Уже не раз гуляло село. Не раз уже за чужие средства заливалось оно самогоном. И сейчас тоже. Пили все: деды, мужики, бабы, девки, ребята. Пили повсюду: в домах, ригах, возле хат, на огородах у реки, на улице.
Спрашивали: и где же тот попович набрал столько денег? Неужели за приход? Село, пьяное и веселое, горланило испуганные песни, словно с какой-то тоской по чему-то, словно по молодости, по лучшей человеческой жизни. Казалось — все праздновали какую-то торжественную свадьбу, перемешанную с плачем и страшными ругательствами, напоминавшую, что пьют здесь лишь потому, что можно выпить и не заплатить.
В доме Артема, в дыме и копоти, среди почерневших стен, между двумя зажженными лучинами, бросающими красные, мигающие пятна на черные стены, сидели и стояли люди. Пили. Но тяжело было в копоти и дыме разглядеть, кто и где сидел. Шум, крики, неистовые ругательства перемешивались с пением каких-то свадебных женских песен.

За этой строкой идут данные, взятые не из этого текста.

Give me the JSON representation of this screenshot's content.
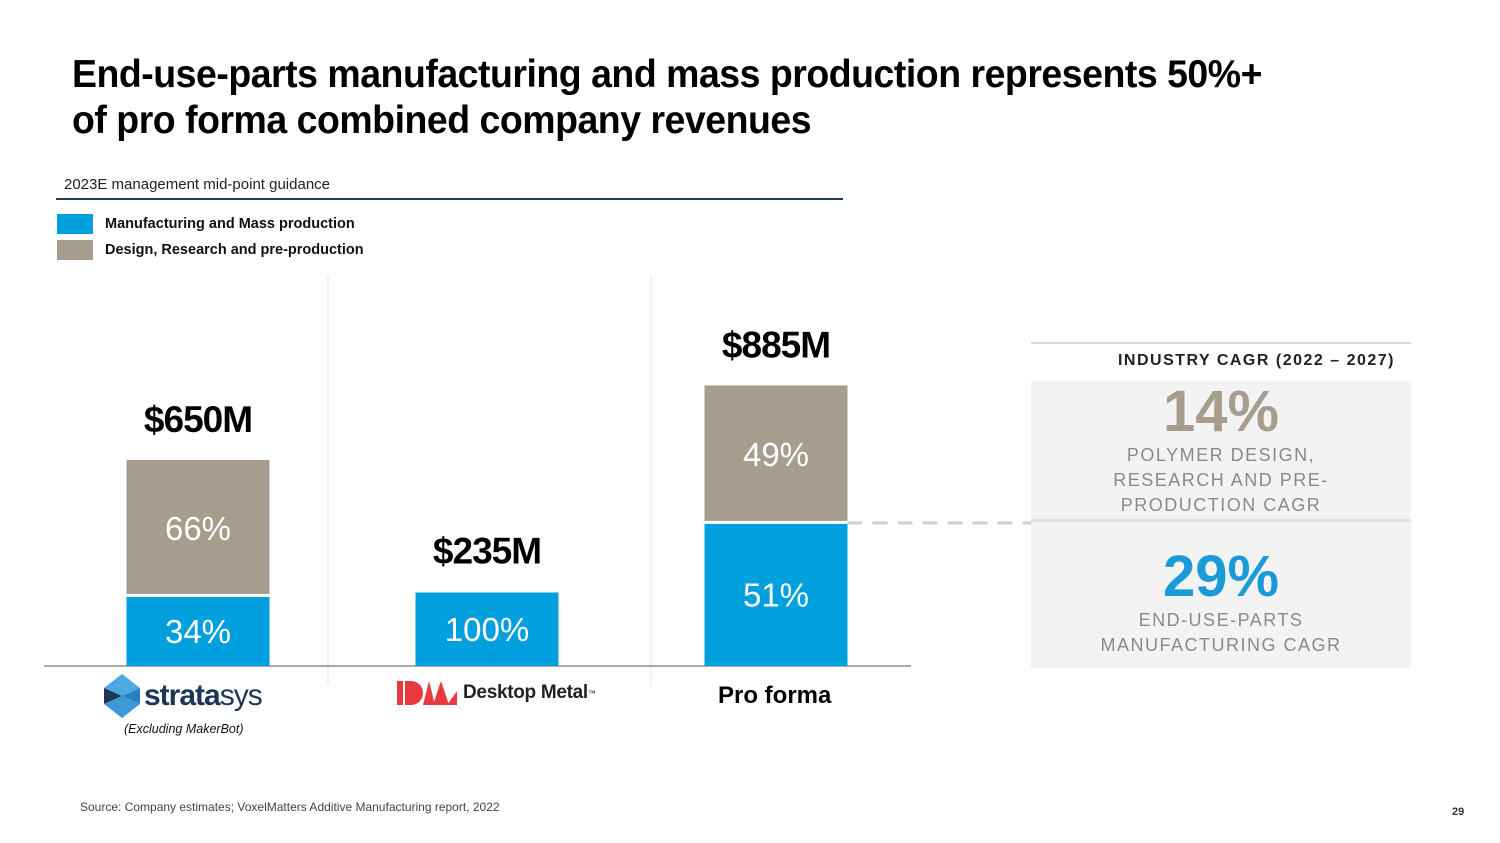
{
  "slide": {
    "title_line1": "End-use-parts manufacturing and mass production represents 50%+",
    "title_line2": "of pro forma combined company revenues",
    "subtitle": "2023E management mid-point guidance",
    "source": "Source: Company estimates; VoxelMatters Additive Manufacturing report, 2022",
    "page_number": "29"
  },
  "colors": {
    "manufacturing": "#009fde",
    "design": "#a79d8f",
    "cagr_design": "#a79d8f",
    "cagr_manufacturing": "#1a9ad6",
    "dm_red": "#e8393e",
    "stratasys_blue": "#1d3557"
  },
  "logos": {
    "stratasys": {
      "icon": "stratasys-logo-icon",
      "wordmark_bold": "strata",
      "wordmark_light": "sys",
      "note": "(Excluding MakerBot)"
    },
    "desktop_metal": {
      "icon": "desktop-metal-logo-icon",
      "wordmark": "Desktop Metal",
      "tm": "™"
    },
    "proforma": "Pro forma"
  },
  "cagr": {
    "header": "INDUSTRY CAGR (2022 – 2027)",
    "items": [
      {
        "value": "14%",
        "label_lines": [
          "POLYMER DESIGN,",
          "RESEARCH AND PRE-",
          "PRODUCTION CAGR"
        ]
      },
      {
        "value": "29%",
        "label_lines": [
          "END-USE-PARTS",
          "MANUFACTURING CAGR"
        ]
      }
    ]
  },
  "chart_data": {
    "type": "bar",
    "stacked": true,
    "title": "2023E management mid-point guidance",
    "categories": [
      "Stratasys (Excluding MakerBot)",
      "Desktop Metal",
      "Pro forma"
    ],
    "totals": [
      650,
      235,
      885
    ],
    "total_labels": [
      "$650M",
      "$235M",
      "$885M"
    ],
    "unit": "$M",
    "series": [
      {
        "name": "Manufacturing and Mass production",
        "values_pct": [
          34,
          100,
          51
        ],
        "labels": [
          "34%",
          "100%",
          "51%"
        ]
      },
      {
        "name": "Design, Research and pre-production",
        "values_pct": [
          66,
          0,
          49
        ],
        "labels": [
          "66%",
          "",
          "49%"
        ]
      }
    ],
    "legend": [
      "Manufacturing and Mass production",
      "Design, Research and pre-production"
    ],
    "legend_position": "top-left",
    "xlabel": "",
    "ylabel": "",
    "grid": false
  }
}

— Ой терлич, терли-и-ич, ти мені милого приклич… — затянула какая-то баба и почему-то, как-то странно, может, немного насмешливо, посмотрела в сторону поповича. Кто-то совсем пьяный кричал:
— А мы своей Мамы не отдадим!
Пархом сонно за столом считал:
— А за стрельбу сто золотых… Где? Нет… А за патронташ десятка… Где? Нет…
Бутылки передавались из рук в руки, самогон наливался в стаканы, кто-то забирал посуду. Засушенные вьюны на тонких палочках исчезали, казалось, сразу вместе с этими палочками в больших разинутых ртах и заедались черным, глинистым хлебом, крепко посоленным, прилипавшим к зубам.